‘The Masked Dancer’s Ice Cube on Saying Yes to Any ‘Chance to Dance’
[Warning: The below contains MAJOR spoilers for Episode 2 of The Masked Dancer, “Group B Premiere – New Year, New Mask! (Who Dis?)”]
And then there were four (in Group B).
The Masked Dancer introduces the second group of five costumed celebrities in its second episode, and while Sloth, Zebra, Cotton Candy, and Moth are continuing on, Ice Cube is eliminated and sent home. But first, the celebrity is unmasked, and panelist Ken Jeong learns his guess was right: Bill Nye the Science Guy!
Here, Nye, who danced to “Bad Romance,” discusses his time on The Masked Dancer and looks back on Blindspot.
What made you say yes to The Masked Dancer?
Bill Nye: Because of the pandemic, it took quite a while for the thing to materialize. I like to go dancing. I go swing dancing a couple nights a week — before the pandemic. If there’s a chance to dance, I would take it. It was cool.
Let’s talk about the costume. The coat was a nod to a lab coat, right? Was it pitched to you like that or added after you signed on?
That was part of Ice Cube’s thing. It’s a little bit heavy, but it was OK. The Ice Cube, the costume really appealed to me. I thought that was a good character. Why is that? Because I’m so cool.
And probably the best one for science out of the costumes.
Yeah, for sure. But the trouble with that is I think people knew who I was pretty quickly.
Ken did guess it was you.
Something I’ve written about is you can tell who people are by the way they walk, and I think if people were familiar with me, especially if anybody had been swing dancing in Los Angeles, New York, or Washington, D.C., they would recognize me from the way I walk, so I wasn’t that surprised. But when Ken Jeong guessed me right away, I had to play it cool. I had to not get knocked over backwards, “Doggone it, he knew it right away, damnit!” No, “I’m cool, sure, yeah, it could be, maybe,” shrug the shoulders. “Sure, yeah.”
I liked how happy Ken was when you unmasked.
He is the key to that show, man. You gotta have a guy like that. He’s working hard when he’s doing that stuff. It’s good.
You mentioned you go dancing and you did Dancing With the Stars. What from your dancing experience did you have in mind for The Masked Dancer?
The people you dance with — my partner is extraordinary, but the instructors, the other dancers that help you are just so good. It’s cool. You learn something every two minutes you never thought of. That was the most exciting part of it for me, was working with all these amazing athletes.
What was the process of coming up with and learning the dance routine for you? Any collaboration?
There’s a thing where I pull my knee toward my chin, but having seen the first episode, I noticed they cut around a lot of stuff, so I don’t know if you see it. There are a couple little things I suggested we put in and a couple things I thought would be good that just weren’t. [Laughs]
It’s really fun, but the part that took the most concentration was keeping it secret from my neighbors. During the pandemic, everybody’s home. I live in a suburban neighborhood. Everybody at that time of year is on the front porch, on the laptop or walking up and down the sidewalk on business calls, and so to get in and out of the house in a disguised fashion, I had to make some stuff up.
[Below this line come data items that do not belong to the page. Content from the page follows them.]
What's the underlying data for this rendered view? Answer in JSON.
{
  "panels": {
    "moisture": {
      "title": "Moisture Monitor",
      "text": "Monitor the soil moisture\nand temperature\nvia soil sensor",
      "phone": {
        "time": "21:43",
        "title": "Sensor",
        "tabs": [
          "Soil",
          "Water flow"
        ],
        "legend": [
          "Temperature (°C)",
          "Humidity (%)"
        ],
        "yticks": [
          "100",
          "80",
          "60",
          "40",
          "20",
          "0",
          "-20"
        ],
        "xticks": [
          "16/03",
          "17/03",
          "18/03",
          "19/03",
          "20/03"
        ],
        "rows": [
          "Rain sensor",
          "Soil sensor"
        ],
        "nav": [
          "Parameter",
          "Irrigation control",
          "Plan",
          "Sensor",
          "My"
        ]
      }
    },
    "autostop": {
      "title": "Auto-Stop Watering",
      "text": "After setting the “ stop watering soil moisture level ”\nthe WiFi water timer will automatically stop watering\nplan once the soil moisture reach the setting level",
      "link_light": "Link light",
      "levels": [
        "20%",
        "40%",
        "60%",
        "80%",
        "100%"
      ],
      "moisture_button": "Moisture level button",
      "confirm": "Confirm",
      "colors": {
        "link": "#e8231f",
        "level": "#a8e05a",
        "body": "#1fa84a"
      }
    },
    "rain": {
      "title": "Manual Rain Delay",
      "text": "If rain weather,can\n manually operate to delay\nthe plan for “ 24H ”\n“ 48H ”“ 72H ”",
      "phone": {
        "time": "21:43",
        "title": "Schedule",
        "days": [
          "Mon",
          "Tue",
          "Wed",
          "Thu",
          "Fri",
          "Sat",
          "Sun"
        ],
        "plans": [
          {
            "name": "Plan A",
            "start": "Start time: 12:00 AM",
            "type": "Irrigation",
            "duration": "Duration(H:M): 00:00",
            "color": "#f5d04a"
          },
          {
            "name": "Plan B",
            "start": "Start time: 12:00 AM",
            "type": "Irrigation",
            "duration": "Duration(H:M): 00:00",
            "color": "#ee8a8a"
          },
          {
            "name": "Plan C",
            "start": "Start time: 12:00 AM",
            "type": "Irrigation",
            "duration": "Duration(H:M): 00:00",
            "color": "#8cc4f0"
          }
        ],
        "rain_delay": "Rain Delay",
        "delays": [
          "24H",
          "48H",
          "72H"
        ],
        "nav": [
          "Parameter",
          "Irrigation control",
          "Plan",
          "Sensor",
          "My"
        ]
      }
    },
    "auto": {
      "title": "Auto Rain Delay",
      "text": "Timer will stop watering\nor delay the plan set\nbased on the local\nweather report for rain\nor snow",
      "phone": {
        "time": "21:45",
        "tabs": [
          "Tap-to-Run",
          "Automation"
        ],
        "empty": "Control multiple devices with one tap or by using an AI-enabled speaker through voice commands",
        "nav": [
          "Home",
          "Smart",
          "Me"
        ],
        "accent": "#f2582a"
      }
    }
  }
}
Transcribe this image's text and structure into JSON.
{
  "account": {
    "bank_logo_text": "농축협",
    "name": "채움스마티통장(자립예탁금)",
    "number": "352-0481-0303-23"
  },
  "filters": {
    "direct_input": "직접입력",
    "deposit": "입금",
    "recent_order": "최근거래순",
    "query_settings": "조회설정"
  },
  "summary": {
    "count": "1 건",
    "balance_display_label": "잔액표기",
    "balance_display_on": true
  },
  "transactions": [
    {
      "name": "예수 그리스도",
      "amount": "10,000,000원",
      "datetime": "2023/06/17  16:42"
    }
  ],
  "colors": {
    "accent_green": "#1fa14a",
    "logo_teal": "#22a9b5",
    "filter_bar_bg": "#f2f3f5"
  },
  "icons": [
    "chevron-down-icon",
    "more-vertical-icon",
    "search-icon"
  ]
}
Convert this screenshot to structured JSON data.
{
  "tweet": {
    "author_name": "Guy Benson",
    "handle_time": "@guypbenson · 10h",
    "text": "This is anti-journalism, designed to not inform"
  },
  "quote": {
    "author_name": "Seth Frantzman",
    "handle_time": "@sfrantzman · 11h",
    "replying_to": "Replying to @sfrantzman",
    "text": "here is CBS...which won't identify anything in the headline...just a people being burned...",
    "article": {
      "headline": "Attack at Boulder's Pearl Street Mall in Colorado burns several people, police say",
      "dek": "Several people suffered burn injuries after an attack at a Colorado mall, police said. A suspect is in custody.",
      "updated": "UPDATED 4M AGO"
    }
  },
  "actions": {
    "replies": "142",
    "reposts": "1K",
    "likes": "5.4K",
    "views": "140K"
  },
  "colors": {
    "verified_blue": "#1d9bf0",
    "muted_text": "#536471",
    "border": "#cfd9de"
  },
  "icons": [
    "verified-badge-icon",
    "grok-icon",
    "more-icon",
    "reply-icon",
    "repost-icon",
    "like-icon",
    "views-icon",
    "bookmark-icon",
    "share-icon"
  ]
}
I told people, “I’m going to CNN, we’re doing a bit about the vaccine.” I would put on a coat and bowtie and get in the car as though a news organization was giving me a ride to the studio. But I was lying. [Laughs] Then in the car, I would change clothes. They give you an outfit where everything is black and you can’t see your face and all this stuff. It was fun, but a little bit of work.
Were you ever approached for The Masked Singer?
I would not be comfortable singing on international television. I sing all the time, but I can’t really. Robert Picardo, a Broadway performer and dear friend of mine, will start singing and I’ll start singing along, and he just goes, “Bill, no, no.” [Laughs] My father was a traveling salesman, and he would be in the car by himself for hours at a time and he had a track tape of the Mills Brothers, he said, “You know, the Mills Brothers are good, but when I sing with them, they’re really good.” [Laughs] So that’s the way I feel about singing.
I have to say how much I enjoyed seeing you on Blindspot and that while you were Patterson’s father, you were also still Bill Nye.
God, that was cool, I gotta say. That was really a high point, being on that show. And Martin Gero, the creator of it, is a friend of mine now. That was really fun. And Ashley Johnson, the gal who plays Patterson, and I just hit it off in an avuncular way, we’re like a niece and an uncle. It was really good. It was really fun. But the thing that happened this year as far as acting was being in Mank. That was really cool also.